Quando pensiamo agli alieni ci vengono in mente flotte di astronavi che viaggiano tra le stelle, omini verdi dall’aspetto inquietante, oppure rapimenti assurdi con fasci di luce. C’è chi invece crede che il silenzio del cosmo sia il segno che siamo soli nell’universo. Secondo un recente studio della NASA, invece, la verità è diversa e potrebbe essere molto più semplice e disarmante. E il motivo per il quale non abbiamo ancora avuto un contatto con gli alieni è perfettamente spiegabile.
- Perché non abbiamo ancora avuto un contatto con gli alieni? Il principio della “monotonia radicale”
- Il silenzio cosmico e le distanze impossibili: tutte le visioni a riguardo
Perché non abbiamo ancora avuto un contatto con gli alieni? Il principio della “monotonia radicale”
Andiamo con ordine e partiamo dal principio in questione: forse non abbiamo ancora incontrato gli alieni perché non sono poi così diversi da noi, né tanto più avanti tecnologicamente.
L’astrofisico Robin H.D. Corbet, del Goddard Space Flight Center della NASA, ha proposto un’ipotesi che ribalta il Paradosso di Fermi: dove sono tutti?

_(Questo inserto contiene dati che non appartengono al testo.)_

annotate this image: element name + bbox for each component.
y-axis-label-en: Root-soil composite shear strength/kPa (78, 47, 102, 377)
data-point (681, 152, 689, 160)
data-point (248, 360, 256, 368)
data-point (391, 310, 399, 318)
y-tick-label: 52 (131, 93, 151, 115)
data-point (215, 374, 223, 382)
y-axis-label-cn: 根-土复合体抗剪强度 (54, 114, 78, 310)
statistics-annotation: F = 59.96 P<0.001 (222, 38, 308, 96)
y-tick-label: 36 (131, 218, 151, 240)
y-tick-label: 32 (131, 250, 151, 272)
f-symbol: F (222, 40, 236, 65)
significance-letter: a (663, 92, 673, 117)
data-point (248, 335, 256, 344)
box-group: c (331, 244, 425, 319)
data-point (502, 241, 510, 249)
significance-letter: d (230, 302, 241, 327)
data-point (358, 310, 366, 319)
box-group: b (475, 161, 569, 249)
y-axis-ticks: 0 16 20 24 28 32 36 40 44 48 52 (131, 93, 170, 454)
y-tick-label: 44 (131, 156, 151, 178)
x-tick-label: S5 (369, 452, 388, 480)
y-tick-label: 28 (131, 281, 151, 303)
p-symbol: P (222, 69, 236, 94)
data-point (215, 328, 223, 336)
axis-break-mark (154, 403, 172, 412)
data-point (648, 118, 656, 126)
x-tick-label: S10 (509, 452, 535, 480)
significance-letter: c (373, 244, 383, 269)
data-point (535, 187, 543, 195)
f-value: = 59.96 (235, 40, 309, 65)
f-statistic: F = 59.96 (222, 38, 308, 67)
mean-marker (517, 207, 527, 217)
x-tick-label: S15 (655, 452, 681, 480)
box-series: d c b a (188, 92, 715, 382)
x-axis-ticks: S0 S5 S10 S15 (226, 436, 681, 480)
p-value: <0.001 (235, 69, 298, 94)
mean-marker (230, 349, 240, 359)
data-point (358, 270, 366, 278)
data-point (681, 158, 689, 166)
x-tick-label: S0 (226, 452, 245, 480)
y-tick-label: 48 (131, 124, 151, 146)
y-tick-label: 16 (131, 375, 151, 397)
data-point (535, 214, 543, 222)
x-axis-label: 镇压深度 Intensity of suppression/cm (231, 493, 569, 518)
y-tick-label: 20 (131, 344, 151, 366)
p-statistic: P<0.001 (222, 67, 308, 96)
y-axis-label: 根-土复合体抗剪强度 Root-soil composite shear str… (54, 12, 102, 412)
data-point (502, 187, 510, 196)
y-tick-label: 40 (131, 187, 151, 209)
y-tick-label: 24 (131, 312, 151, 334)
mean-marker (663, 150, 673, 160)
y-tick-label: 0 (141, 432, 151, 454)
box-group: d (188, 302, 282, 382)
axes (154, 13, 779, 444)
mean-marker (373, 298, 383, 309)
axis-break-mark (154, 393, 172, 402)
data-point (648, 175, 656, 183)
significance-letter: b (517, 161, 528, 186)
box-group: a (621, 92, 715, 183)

Forse non ci siamo ancora incontrati perché gli alieni non sono affatto civiltà super evolute, ma società simili alla nostra, solo leggermente più avanzate, e pertanto non disporrebbero neppure loro di tutta la tecnologia necessaria per raggiungerci.
La sua teoria, chiamata principio della monotonia radicale, suggerisce che le civiltà intelligenti della galassia abbiano raggiunto livelli tecnologici comparabili e non dispongano di astronavi iperveloci, megastrutture come le sfere di Dyson o tecnologie basate su leggi ancora sconosciute dalla fisica terrestre. In pratica, gli alieni non sarebbero né divinità cosmiche né fantasmi inafferrabili: solo esseri tecnologicamente “normali”, magari addirittura annoiati dall’esplorazione spaziale.
Il silenzio cosmico e le distanze impossibili: tutte le visioni a riguardo
Non tutti, però, sembrano concordare con questa visione. Secondo Claudio Grimaldi dell’EPFL, il problema è più pratico che filosofico: la Terra potrebbe trovarsi in una sorta di “spugna cosmica”, dove i segnali elettromagnetici viaggiano in spazi vuoti enormi e difficili da attraversare. In appena sessant’anni di ricerca radio, forse non abbiamo ancora ascoltato a sufficienza.
I suoi calcoli stimano che potrebbero volerci da sessanta a duemila anni prima di captare una vera tecnofirma aliena. Altri studi indicano che – per esempio – l’esistenza di circa 36 civiltà intelligenti nella Via Lattea, distanti in media 17mila anni luce l’una dall’altra creerebbe già di per sé un abisso che rende improbabile ogni contatto diretto, almeno con le nostre attuali tecnologie.
E così, mentre in molti pensano che il nostro sistema solare sia troppo “noioso” per attirare visitatori, altri credono che la Terra venga protetta come un raro ecosistema. In ogni caso, fino a prova contraria, restiamo soli in un universo silenzioso ma pieno di possibilità.
Dunque, la verità potrebbe non risiedere in quello che l’immaginario collettivo e la cultura pop con tanto di contaminazione cinematografiche ci hanno proposto per anni. Le astronavi ipertecnologiche e i complotti interstellari possono essere in gran parte frutto della nostra fantasia, ma in una disarmante normalità. Forse, stando a quello che ci suggerisce Corbet, stiamo andando alla ricerca un salto quantico di civiltà, quando dovremmo aspettarci una popolazione aliena che naviga invece sulle stesse difficoltà tecnologiche e le stesse immense distanze che affliggono noi.